Pigmented purpuric dermatoses (PPDs) are a spectrum of chronic disorders that present as speckled brown to purpuric lesions and orange-brown discoloration of the skin.1 Eruptions generally occur in middle-aged to elderly patients and commonly follow a chronic waxing and waning course.2 Lesions usually are found in a localized distribution on the legs. Histologically, PPD presents with perivascular infiltrates of lymphocytes and macrophages centered around the superficial small blood vessels with narrowing of the lumina. Extravasation of red blood cells and hemosiderin deposition are commonly seen in the absence of vasculitis.

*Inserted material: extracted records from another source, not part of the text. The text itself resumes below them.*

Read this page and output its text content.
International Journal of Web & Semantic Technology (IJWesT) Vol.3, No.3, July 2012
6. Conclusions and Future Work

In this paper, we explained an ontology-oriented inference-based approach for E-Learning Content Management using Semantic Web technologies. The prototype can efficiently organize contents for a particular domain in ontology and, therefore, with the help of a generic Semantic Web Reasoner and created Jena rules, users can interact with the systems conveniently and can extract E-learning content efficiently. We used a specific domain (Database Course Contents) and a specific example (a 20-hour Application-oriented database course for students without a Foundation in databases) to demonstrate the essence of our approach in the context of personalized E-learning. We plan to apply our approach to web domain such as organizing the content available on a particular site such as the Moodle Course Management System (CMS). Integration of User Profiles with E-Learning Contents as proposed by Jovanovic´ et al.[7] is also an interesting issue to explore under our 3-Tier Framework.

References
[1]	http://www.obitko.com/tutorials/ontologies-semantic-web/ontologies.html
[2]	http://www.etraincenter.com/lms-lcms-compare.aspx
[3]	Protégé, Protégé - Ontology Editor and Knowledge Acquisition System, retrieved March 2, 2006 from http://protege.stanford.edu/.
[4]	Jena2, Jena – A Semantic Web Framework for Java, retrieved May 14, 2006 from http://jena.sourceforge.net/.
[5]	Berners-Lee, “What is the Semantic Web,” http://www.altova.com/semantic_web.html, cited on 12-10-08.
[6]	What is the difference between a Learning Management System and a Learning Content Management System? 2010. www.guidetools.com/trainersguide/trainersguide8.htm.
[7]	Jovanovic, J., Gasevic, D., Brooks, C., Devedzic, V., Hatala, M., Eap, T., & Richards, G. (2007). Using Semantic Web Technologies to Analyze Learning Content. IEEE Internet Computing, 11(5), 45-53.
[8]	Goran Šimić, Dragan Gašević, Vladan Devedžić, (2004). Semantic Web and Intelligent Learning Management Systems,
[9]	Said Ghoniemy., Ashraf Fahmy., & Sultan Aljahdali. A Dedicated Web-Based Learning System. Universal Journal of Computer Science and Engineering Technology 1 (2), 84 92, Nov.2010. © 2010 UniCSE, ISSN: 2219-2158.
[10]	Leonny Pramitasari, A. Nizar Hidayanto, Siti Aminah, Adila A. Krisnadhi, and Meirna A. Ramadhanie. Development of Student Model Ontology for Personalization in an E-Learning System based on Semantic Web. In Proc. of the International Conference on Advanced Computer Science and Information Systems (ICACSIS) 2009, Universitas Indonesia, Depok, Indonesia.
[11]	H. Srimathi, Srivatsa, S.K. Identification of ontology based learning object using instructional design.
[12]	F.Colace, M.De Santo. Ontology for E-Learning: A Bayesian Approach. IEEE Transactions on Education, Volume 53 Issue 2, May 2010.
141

The etiology of PPD is unknown; however, important cofactors include venous hypertension, exercise and gravitational dependency, capillary fragility, focal infections, and chemical ingestions.1 Drugs are the most important provoking factors, including acetaminophen, aspirin, adalin, carbromal, chlordiazepoxide, glipizide, glybuzole, hydralazine, meprobamate, dipyridamole, reserpine, thiamine, and interferon-alfa, as well as medroxyprogesterone acetate injection. Other phenomena include contact allergy and alcohol ingestion.1
Although the diagnosis often is made clinically, many forms of PPD exist. The 4 main forms include Schaumberg disease, purpura annularis telangiectaticum of Majocchi, pigmented purpuric lichenoid dermatitis of Gougerot and Blum, and eczematoidlike purpura of Doucas and Kapetanakis. Less common variants include itching purpura of Lowenthal, lichen purpuricus, lichen aureus, granulomatous pigmented purpura, transitory pigmented purpuric dermatosis, and linear pigmented purpura.1Granulomatous PPD (GPPD) is a rare histologic variant of PPD. Clinically, it is indistinguishable from other forms of PPD but reveals itself histologically with granulomatous infiltrates superimposed on classic PPD. We report a case of GPPD and provide a thorough literature review focusing on epidemiology, clinical symptoms, and treatment.2-17 The eTable summarizes all reported cases of GPPD.
Case Report
An 86-year-old white man with no remarkable medical history presented with an asymptomatic eruption over the bilateral shins extending up both thighs of 6 years’ duration (Figure 1). It began as a 15-cm patch on the right medial thigh that rapidly spread over 1 year to involve the majority of the legs. Physical examination revealed scattered 1- to 2-mm brown macules coalescing into patches on both legs. The patches increased in density distally and extended from the bilateral thighs to the ankles. Edema of the legs was absent, and lesions were nonblanchable and without scale or induration. The differential diagnoses included stasis dermatitis, vasculitis, and PPD. All laboratory values were within reference range, including complete blood cell count, comprehensive metabolic panel, urine analysis, and lipid profile.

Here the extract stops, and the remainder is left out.